In order to tackle that issue, we have to consider several hypotheses. The first one partakes in the logic of the “variable media” approach and asserts that the state of reference we have to take into account corresponds to one of the author’s states of intention, if any, the initial state. Unfortunately, this state seldom corresponds to the initial state observed by a reader. As a matter of fact, the result observed by the author depends on the whole technological context created by his machine, a state that can neither be thoroughly described nor reproduced identically by the reader’s machine. One might suppose that there is but little difference, but twenty years of experience in publishing the alire review testify to the contrary. Thus, some author believed that his work had been changed by the editor as he noticed a slight lag between sound and image on the CD-ROM provided with the review. This lag was due to the fact that he had only tested his work on his hard-drive. The shift from his hard-drive to the CD-ROM had slightly changed the running time of the different reading flows, yet the difference was already significant to him. However, this author never demanded that his work be withdrawn from the review, nor demanded he that the difference between his state of intention and the realized state be mentioned. Very often, authors do not mind broadcasting works that behave differently depending on time and machines. Moreover, the state of intention that an author designed on his machine may never be published at all. Thus, certain works published in the alire review were created on machines that already existed before the creation of the review. When they are run on apparatuses that are different from the original one, such works never produce identical results. The author is aware of that fact and agrees to broadcast his work all the same.

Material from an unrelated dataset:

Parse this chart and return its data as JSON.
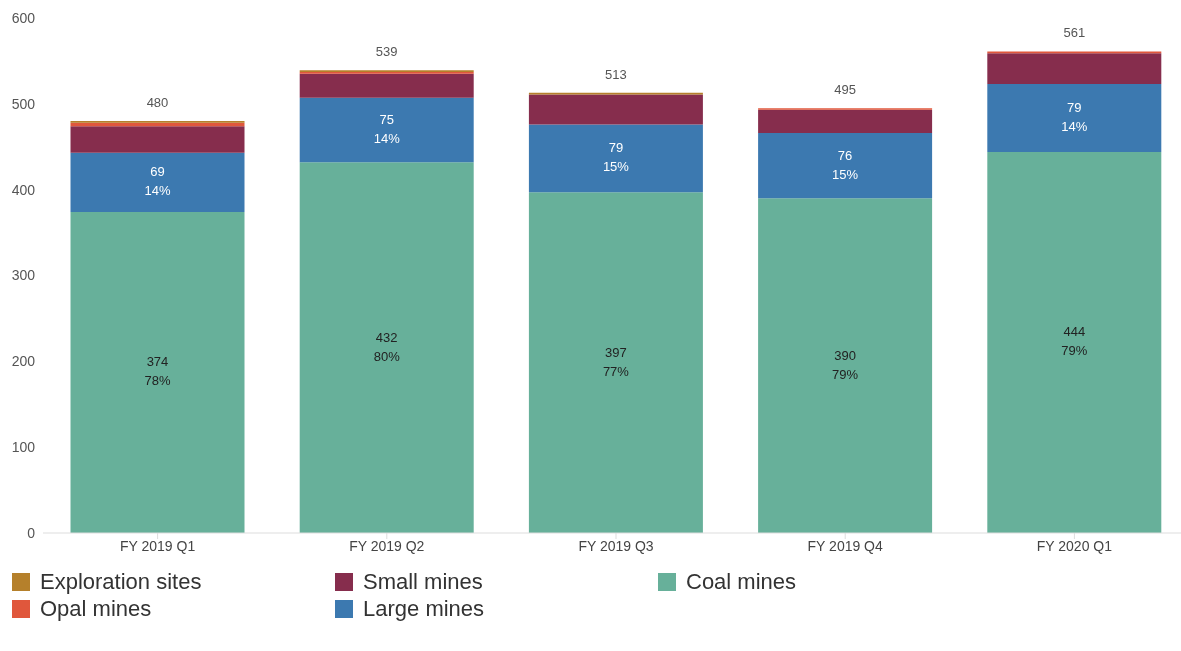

Therefore, we shall not evoke the author’s state of intention - nor shall we evoke the state he worked on - as the state of reference for works that are destined to be read in private, while being electronically broadcast in multiple contexts. We call these works “private works”. They constitute the vast majority of digital literary works.

We shall not evoke an original state of the work either, a state that would, for instance, correspond to an original broadcast. These works are often broadcast simultaneously and in so many different ways that it is practically impossible to point out the original one, or a reference of perception for that matter. Indeed, which reader could be considered as the point of reference? How could this reference be documented, for inasmuch as it would exist, it would correspond to an event localized in space and time. In order to be reproduced, this event would have to be tangible, which is not the case. There currently is no editorial device that can legitimate an original “display” frame. Thus, we shall no more evoke a state of reception, than a state of intention, in order to define the state of reference of a work we should know how to restore. The conceptions at work in the present methods of preservation infer a pernicious effect, that of “ossifying” the work, of denying its profoundly procedural and contingent nature, so as to try to refocus it on the safety frame of the object. We keep on thinking about the digital work as an object, but that object does not exist.